Pengungkapan kasus itu disampaikan Kabid Humas Polda Kepri Kombes Pol Nona Pricillia Ohei didampingi Dirreskrimum Polda Kepri Kombes Pol Ronni Bonic serta Kapolres Lingga AKBP Dr Pahala Martua Nababan dalam konferensi pers di Mapolda Kepri, Selasa (12/5/2026).

Kombes Pol Nona Pricillia Ohei menjelaskan, kasus bermula dari laporan warga yang curiga dengan adanya gundukan tanah mencurigakan disertai bau tidak sedap di belakang rumah kontrakan korban.

“Setelah dilakukan pengecekan dan penggalian, ditemukan jasad korban yang selanjutnya dilaporkan ke Polres Lingga untuk dilakukan proses penyelidikan dan penyidikan lebih lanjut,” ujarnya.

Dari hasil penyelidikan, korban diketahui merupakan istri siri tersangka JK. Polisi mengungkap, pelaku menghabisi nyawa korban dengan cara mencekik hingga tewas.
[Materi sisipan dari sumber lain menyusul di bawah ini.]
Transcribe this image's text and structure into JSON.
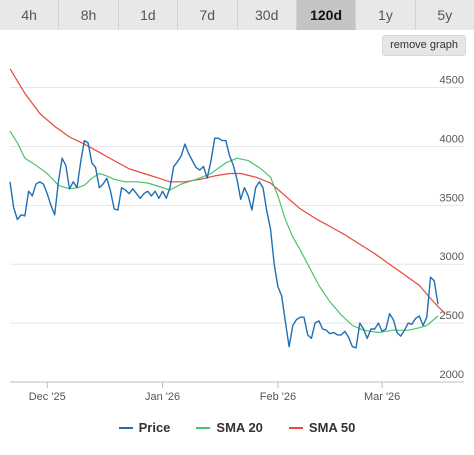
{
  "tabs": [
    {
      "label": "4h"
    },
    {
      "label": "8h"
    },
    {
      "label": "1d"
    },
    {
      "label": "7d"
    },
    {
      "label": "30d"
    },
    {
      "label": "120d",
      "active": true
    },
    {
      "label": "1y"
    },
    {
      "label": "5y"
    }
  ],
  "remove_graph_label": "remove graph",
  "colors": {
    "price": "#1f6fb2",
    "sma20": "#4cc36a",
    "sma50": "#e8473b"
  },
  "chart_data": {
    "type": "line",
    "ylim": [
      2000,
      4700
    ],
    "y_ticks": [
      2000,
      2500,
      3000,
      3500,
      4000,
      4500
    ],
    "x_ticks": [
      {
        "label": "Dec '25",
        "day": 10
      },
      {
        "label": "Jan '26",
        "day": 41
      },
      {
        "label": "Feb '26",
        "day": 72
      },
      {
        "label": "Mar '26",
        "day": 100
      }
    ],
    "x_range": [
      0,
      122
    ],
    "series": [
      {
        "name": "Price",
        "key": "price",
        "points": [
          [
            0,
            3700
          ],
          [
            1,
            3480
          ],
          [
            2,
            3380
          ],
          [
            3,
            3420
          ],
          [
            4,
            3410
          ],
          [
            5,
            3620
          ],
          [
            6,
            3580
          ],
          [
            7,
            3680
          ],
          [
            8,
            3700
          ],
          [
            9,
            3680
          ],
          [
            10,
            3600
          ],
          [
            11,
            3500
          ],
          [
            12,
            3420
          ],
          [
            13,
            3700
          ],
          [
            14,
            3900
          ],
          [
            15,
            3840
          ],
          [
            16,
            3640
          ],
          [
            17,
            3700
          ],
          [
            18,
            3650
          ],
          [
            19,
            3870
          ],
          [
            20,
            4050
          ],
          [
            21,
            4030
          ],
          [
            22,
            3860
          ],
          [
            23,
            3820
          ],
          [
            24,
            3650
          ],
          [
            25,
            3680
          ],
          [
            26,
            3730
          ],
          [
            27,
            3620
          ],
          [
            28,
            3470
          ],
          [
            29,
            3460
          ],
          [
            30,
            3650
          ],
          [
            31,
            3630
          ],
          [
            32,
            3600
          ],
          [
            33,
            3640
          ],
          [
            34,
            3600
          ],
          [
            35,
            3560
          ],
          [
            36,
            3600
          ],
          [
            37,
            3620
          ],
          [
            38,
            3580
          ],
          [
            39,
            3620
          ],
          [
            40,
            3560
          ],
          [
            41,
            3620
          ],
          [
            42,
            3560
          ],
          [
            43,
            3650
          ],
          [
            44,
            3830
          ],
          [
            45,
            3870
          ],
          [
            46,
            3920
          ],
          [
            47,
            4020
          ],
          [
            48,
            3940
          ],
          [
            49,
            3880
          ],
          [
            50,
            3820
          ],
          [
            51,
            3800
          ],
          [
            52,
            3830
          ],
          [
            53,
            3730
          ],
          [
            54,
            3880
          ],
          [
            55,
            4070
          ],
          [
            56,
            4070
          ],
          [
            57,
            4050
          ],
          [
            58,
            4050
          ],
          [
            59,
            3920
          ],
          [
            60,
            3840
          ],
          [
            61,
            3720
          ],
          [
            62,
            3550
          ],
          [
            63,
            3650
          ],
          [
            64,
            3580
          ],
          [
            65,
            3460
          ],
          [
            66,
            3650
          ],
          [
            67,
            3700
          ],
          [
            68,
            3650
          ],
          [
            69,
            3450
          ],
          [
            70,
            3300
          ],
          [
            71,
            3000
          ],
          [
            72,
            2810
          ],
          [
            73,
            2730
          ],
          [
            74,
            2510
          ],
          [
            75,
            2300
          ],
          [
            76,
            2480
          ],
          [
            77,
            2530
          ],
          [
            78,
            2550
          ],
          [
            79,
            2550
          ],
          [
            80,
            2400
          ],
          [
            81,
            2370
          ],
          [
            82,
            2500
          ],
          [
            83,
            2520
          ],
          [
            84,
            2450
          ],
          [
            85,
            2440
          ],
          [
            86,
            2410
          ],
          [
            87,
            2420
          ],
          [
            88,
            2400
          ],
          [
            89,
            2400
          ],
          [
            90,
            2430
          ],
          [
            91,
            2380
          ],
          [
            92,
            2300
          ],
          [
            93,
            2290
          ],
          [
            94,
            2500
          ],
          [
            95,
            2450
          ],
          [
            96,
            2370
          ],
          [
            97,
            2450
          ],
          [
            98,
            2450
          ],
          [
            99,
            2500
          ],
          [
            100,
            2430
          ],
          [
            101,
            2450
          ],
          [
            102,
            2580
          ],
          [
            103,
            2530
          ],
          [
            104,
            2420
          ],
          [
            105,
            2390
          ],
          [
            106,
            2440
          ],
          [
            107,
            2500
          ],
          [
            108,
            2490
          ],
          [
            109,
            2540
          ],
          [
            110,
            2560
          ],
          [
            111,
            2480
          ],
          [
            112,
            2550
          ],
          [
            113,
            2890
          ],
          [
            114,
            2860
          ],
          [
            115,
            2660
          ]
        ]
      },
      {
        "name": "SMA 20",
        "key": "sma20",
        "points": [
          [
            0,
            4130
          ],
          [
            2,
            4030
          ],
          [
            4,
            3900
          ],
          [
            7,
            3840
          ],
          [
            10,
            3770
          ],
          [
            13,
            3670
          ],
          [
            16,
            3640
          ],
          [
            18,
            3650
          ],
          [
            20,
            3670
          ],
          [
            22,
            3730
          ],
          [
            24,
            3770
          ],
          [
            26,
            3750
          ],
          [
            28,
            3720
          ],
          [
            31,
            3700
          ],
          [
            34,
            3700
          ],
          [
            37,
            3690
          ],
          [
            40,
            3660
          ],
          [
            43,
            3630
          ],
          [
            46,
            3680
          ],
          [
            50,
            3720
          ],
          [
            54,
            3770
          ],
          [
            58,
            3860
          ],
          [
            61,
            3900
          ],
          [
            64,
            3880
          ],
          [
            67,
            3820
          ],
          [
            70,
            3740
          ],
          [
            72,
            3580
          ],
          [
            74,
            3380
          ],
          [
            76,
            3230
          ],
          [
            78,
            3120
          ],
          [
            80,
            3000
          ],
          [
            83,
            2820
          ],
          [
            86,
            2680
          ],
          [
            89,
            2570
          ],
          [
            92,
            2480
          ],
          [
            95,
            2440
          ],
          [
            99,
            2420
          ],
          [
            103,
            2440
          ],
          [
            107,
            2440
          ],
          [
            110,
            2460
          ],
          [
            112,
            2480
          ],
          [
            115,
            2560
          ]
        ]
      },
      {
        "name": "SMA 50",
        "key": "sma50",
        "points": [
          [
            0,
            4660
          ],
          [
            4,
            4450
          ],
          [
            8,
            4280
          ],
          [
            12,
            4170
          ],
          [
            16,
            4080
          ],
          [
            20,
            4020
          ],
          [
            24,
            3950
          ],
          [
            28,
            3880
          ],
          [
            32,
            3810
          ],
          [
            36,
            3770
          ],
          [
            40,
            3730
          ],
          [
            43,
            3700
          ],
          [
            47,
            3700
          ],
          [
            51,
            3720
          ],
          [
            55,
            3750
          ],
          [
            59,
            3770
          ],
          [
            62,
            3770
          ],
          [
            66,
            3740
          ],
          [
            70,
            3690
          ],
          [
            74,
            3580
          ],
          [
            78,
            3470
          ],
          [
            82,
            3390
          ],
          [
            86,
            3320
          ],
          [
            90,
            3250
          ],
          [
            94,
            3170
          ],
          [
            98,
            3090
          ],
          [
            102,
            3000
          ],
          [
            106,
            2910
          ],
          [
            110,
            2820
          ],
          [
            113,
            2710
          ],
          [
            115,
            2640
          ],
          [
            117,
            2580
          ]
        ]
      }
    ]
  }
}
Setelah memastikan korban meninggal dunia, jasad korban dikuburkan secara dangkal di belakang rumah kontrakan.

Tak hanya itu, tersangka juga diduga membakar sejumlah barang milik korban untuk menghilangkan jejak kejahatan sebelum akhirnya melarikan diri keluar daerah.

Tim gabungan Ditreskrimum Polda Kepri dan Satreskrim Polres Lingga kemudian melakukan pengejaran intensif hingga berhasil menangkap JK di wilayah hukum Polres Lumajang, Jawa Timur.

Dirreskrimum Polda Kepri Kombes Pol Ronni Bonic mengatakan, hasil autopsi menguatkan dugaan pembunuhan tersebut. Korban dinyatakan meninggal akibat kekerasan pada bagian leher yang menyebabkan mati lemas.

“Hasil autopsi menunjukkan korban meninggal dunia akibat kekerasan pada bagian leher yang menyebabkan mati lemas,” jelasnya.

Polisi juga mengungkap fakta lain bahwa JK merupakan residivis kasus pembunuhan. Sementara motif pembunuhan diduga dipicu rasa cemburu terhadap korban.

Saat ini, tersangka telah diamankan di Rumah Tahanan Polda Kepri untuk menjalani proses hukum lebih lanjut. Penyidik menjerat JK dengan Pasal 459 KUHP tentang pembunuhan berencana subsider Pasal 458 ayat (1) KUHP dengan ancaman hukuman pidana mati, penjara seumur hidup, atau pidana penjara paling lama 20 tahun.

Sebelumnya, warga Dabo Singkep dibuat geger dengan penemuan jasad perempuan yang terkubur sekitar 30 hingga 40 meter dari rumah kontrakan yang ditempati korban bersama JK pada Selasa (28/4/2026) sore.

Saat proses evakuasi berlangsung, rumah tersebut dalam keadaan kosong. JK yang saat itu tidak berada di lokasi juga tidak dapat dihubungi, sehingga menimbulkan kecurigaan aparat kepolisian.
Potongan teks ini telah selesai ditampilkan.